С точки зрения музыки и стихов мы сказали друг другу: «Нет, мы не пойдем по пути создания чего-то даже отдаленно политического, ничего тематического, ничего о ситуации в Израиле, ничего, что можно было бы связать с определенными событиями». Знаешь, мы писали песни о таких вселенских проблемах, о которых всегда пишут песни авторы-исполнители, одиночество, печаль, любовь и ненависть, и все с этим связанное. Потому что целью для Blackfield было создать альбом, который мог стать интернациональным... не сейчас, но в будущем.

Музыка Blackfield не столь сложна, как музыка, которую ты пишешь в Porcupine Tree. Возможно она немного более радийная, более коммерческая.

Стивен: Я думаю, если бы ты познакомился с творчеством Авива, ты бы услышал песни так сказать 50 на 50, звук, возможно, больше похож на Porcupine Tree, но мелодии песен больше от самого Авива. Дисциплина песен, хронометражом три минуты и с сильными мелодиями была привнесена Авивом. Звучание аранжировок, да, полагаю, больше ассоциируется с моим звучанием. Но здесь у нас своеобразный фьюжн из двух звучаний и двух музыкальных стилей.

Раз музыка Porcupine Tree стала жестче за последние три альбома, Blackfield для тебя — это дорога в сторону коммерческой музыки?

Стивен: В общем, да. Да, приятно иметь проект, в котором больше акустических гитар, вокальных гармоний, тепла, мелодий и песен. Porcupine Tree становятся более тяжелыми и более эпическими по звучанию, как я полагаю. Blackfield является для меня дорогой больше в сторону создания музыки путем написания песен. Ты сказал, что эти песни подходят для радио, они более коммерческие, но в очень шикарном виде. Я думаю, раньше, когда я пытался заниматься радийными песнями и более коммерческими мелодиями, полагаю, они звучали как дешевка. Но все не так с Blackfield. По некоторым причинам звучит все действительно хорошо, так у меня получается впервые.

И как ты отметил, Blackfield во многом более радиоформатны. Я думаю, найдется много людей по всему миру, которым хотелось бы сыграть Porcupine Tree...  или крутить мои песни на радио. Но они не могли, поскольку их боссы не позволяли им, поскольку, ты понимаешь, что это не трехминутные поп-песни. И вдруг Стивен Уилсон появился один и его новый проект называется Blackfield, и у проекта этого звучание почти как у Porcupine Tree, элементы звучания, но они создают великие поп-песни, и теперь мы можем крутить их песни по радио все время.
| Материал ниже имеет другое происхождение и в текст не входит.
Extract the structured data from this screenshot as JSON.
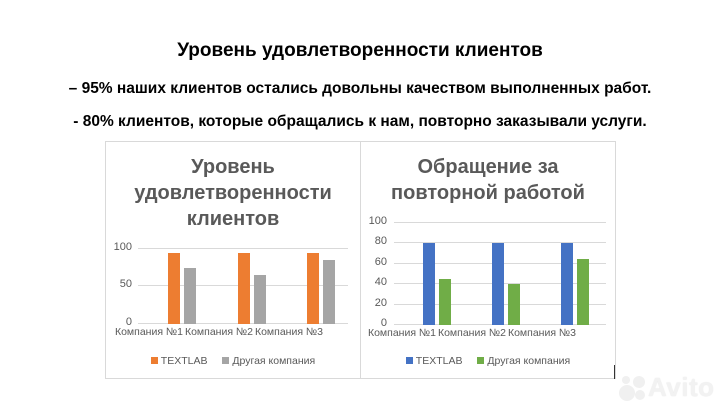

И многие мои друзья из разных стран, которых я приобрел за эти годы, сейчас могут крутить мою музыку и свою музыку вместе, и как ты заметил, это действительно необычно для меня.
Ричард: Я хочу сказать, что в музыке Porcupine Tree есть свои аспекты, которые тоже могут сработать в этом ключе. Наш лейбл Lava пытался сделать нечто подобное с последним альбомом. Знаешь, песня вроде Lazarus могла бы звучать на радио, мне так казалось. Она похожа на песни Coldplay, знаешь, такая милая поп-песня о любви. И Shallow действительно прогремела в Штатах, особенно в Южных Штатах, потому что в ней есть элементы настоящего рока, элементы классической рок песни. Такой, в духе Led Zeppelin. Так что, я думаю, наши песни могли бы брать в ротации на радио. С Fear... мы сознательно не пошли по этому пути, наверно потому, что эти песни звучат эффектней в контексте альбома. Хотя, я думаю Way Out of Here могла бы стать хорошим синглом.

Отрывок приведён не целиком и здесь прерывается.